スーパーの店先、なぜか「焼き鳥屋」ばかり→「焼きそばやフライドポテトじゃダメ」な理由

「なぜスーパーの店先にある屋台は『焼き鳥屋』ばかりなのか?」
そんな疑問を抱いたことはありませんか?元スーパー社長の小林久氏に解説してもらいました。
実は、スーパーと「焼き鳥屋」の“切っても切れない”事情があったのです。
<スーパー側のメリット>
①店内での“買い上げ単価”が上げる
焼き鳥」の最大の強みは、なんといってもその“匂い”。焼き鳥の匂いには、人間の空腹感を強く刺激する力があります。
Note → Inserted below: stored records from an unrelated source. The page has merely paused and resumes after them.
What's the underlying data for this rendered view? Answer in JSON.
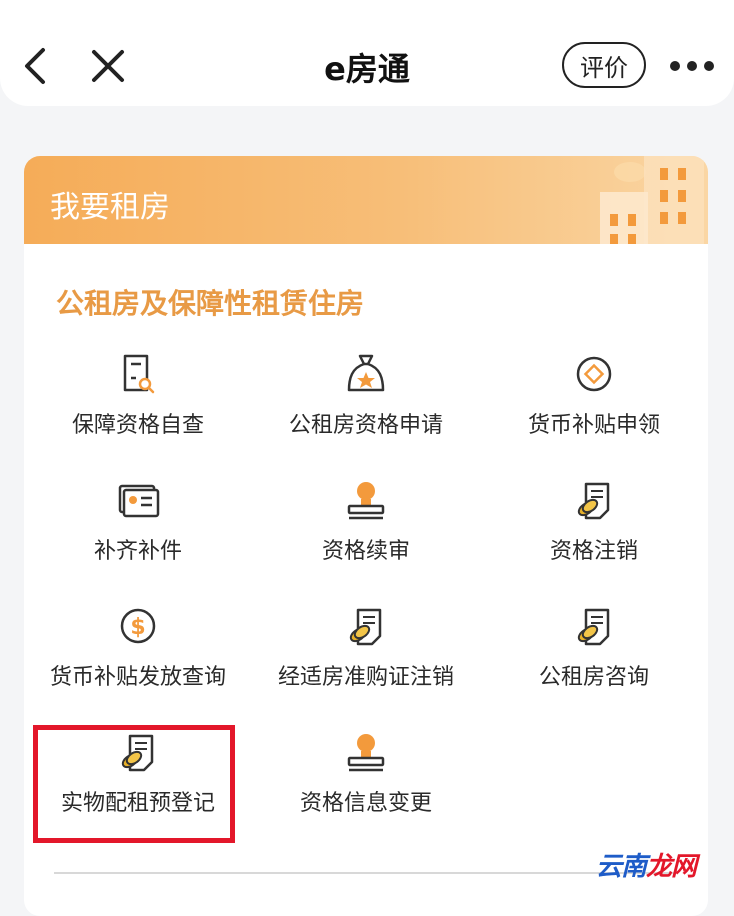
{
  "nav": {
    "title": "e房通",
    "rate_label": "评价"
  },
  "card": {
    "title": "我要租房",
    "section_title": "公租房及保障性租赁住房",
    "items": [
      {
        "label": "保障资格自查",
        "icon": "document-search-icon"
      },
      {
        "label": "公租房资格申请",
        "icon": "star-bag-icon"
      },
      {
        "label": "货币补贴申领",
        "icon": "diamond-coin-icon"
      },
      {
        "label": "补齐补件",
        "icon": "id-card-icon"
      },
      {
        "label": "资格续审",
        "icon": "stamp-icon"
      },
      {
        "label": "资格注销",
        "icon": "document-coin-icon"
      },
      {
        "label": "货币补贴发放查询",
        "icon": "dollar-coin-icon"
      },
      {
        "label": "经适房准购证注销",
        "icon": "document-coin-icon"
      },
      {
        "label": "公租房咨询",
        "icon": "document-coin-icon"
      },
      {
        "label": "实物配租预登记",
        "icon": "document-coin-icon"
      },
      {
        "label": "资格信息变更",
        "icon": "stamp-icon"
      }
    ]
  },
  "watermark": {
    "text_a": "云南",
    "text_b": "龙网"
  },
  "colors": {
    "accent_orange": "#e89a45",
    "header_gradient_start": "#f5ac58",
    "highlight_red": "#e3172a"
  }
}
特に夕方、空腹と疲れがピークに達する時間帯に漂う「炭火とタレの香ばしさ」は、強力に購買意欲をそそります。
たとえあなたが「焼き鳥」を買わなくても、スーパー店内での“買い上げ単価”を上げる効果が。
②賃料収入
スーパーの駐車場が満車になるのは、比較的都市部にある一部の店舗に限られ、ほとんどの店舗ではスペースに余裕があります。各種イベント(フリマなど)や不定期な催し物より、定期的な収入が見込める“常設”の催事業者は、厳しい経営の中にあって、ありがたい存在。
「店内の焼き鳥の売り上げに影響はないの?」という疑問を持つかもしれません。答えはもちろん「影響あり」です。
しかし対抗するように店内で煙や匂いを出すわけにもいきません。それなら多少、惣菜部の焼き鳥が売れなくなっても、100%純利益になる「賃料収入」を得るほうが店舗全体のメリットが大きいので、「良し」としているのが正解です。
<焼き鳥屋側のメリット>
①客数が多い好条件の場所
お祭りなどの“露店商”とは違って常設営業のため、保健所の営業許可や火気の使用申請、食品衛生責任者の設置などが必要。
客数が多い人気のスーパーで「焼き鳥屋」を営むことは、まさに“宝くじ”に当たったようなもの。そんな好条件の場所はまさに「利権」ともいえ、簡単に第三者には譲りません。
そんな焼き鳥屋で注目すべきは、なんといっても“高い利益率”。
値段も手軽に1本100〜200円ほどで買え、味付けも「タレと塩」の2種類、種類は「ねぎま・モモ・鶏皮・砂肝」など4〜5種類に抑えれば、シンプルで在庫管理も簡単。
1本の原価は30〜40円程度。コンロの炭やガス代、賃料を差し引いても、売り上げの「50%以上」の利益。
たとえば、1日30人のお客さんが焼き鳥を10本ずつ買えば、売り上げは3万円(1本100円換算)で月商90万円。最低でも粗利益ベースで1カ月約40~50万円を稼げるビジネスモデルです。
しかも少人数で切り盛りすれば人件費も抑えられ、夫婦や兄弟で営業するには十分な収入が得られます。
これが「焼き鳥」ではなく「焼きそば」や「フライドポテト」では“客単価”が低く、リピート客も少ないので、ビジネスが成り立ちません。
スーパー側も、焼きそばやフライドポテトでは匂いも弱く、お客さんを店内へ引き込む“相乗効果”が期待できません。
そういえば、最近食べていなかったなぁ……と思ったあなた。ひさしぶりにスーパーの店先で焼き鳥を買ってみませんか?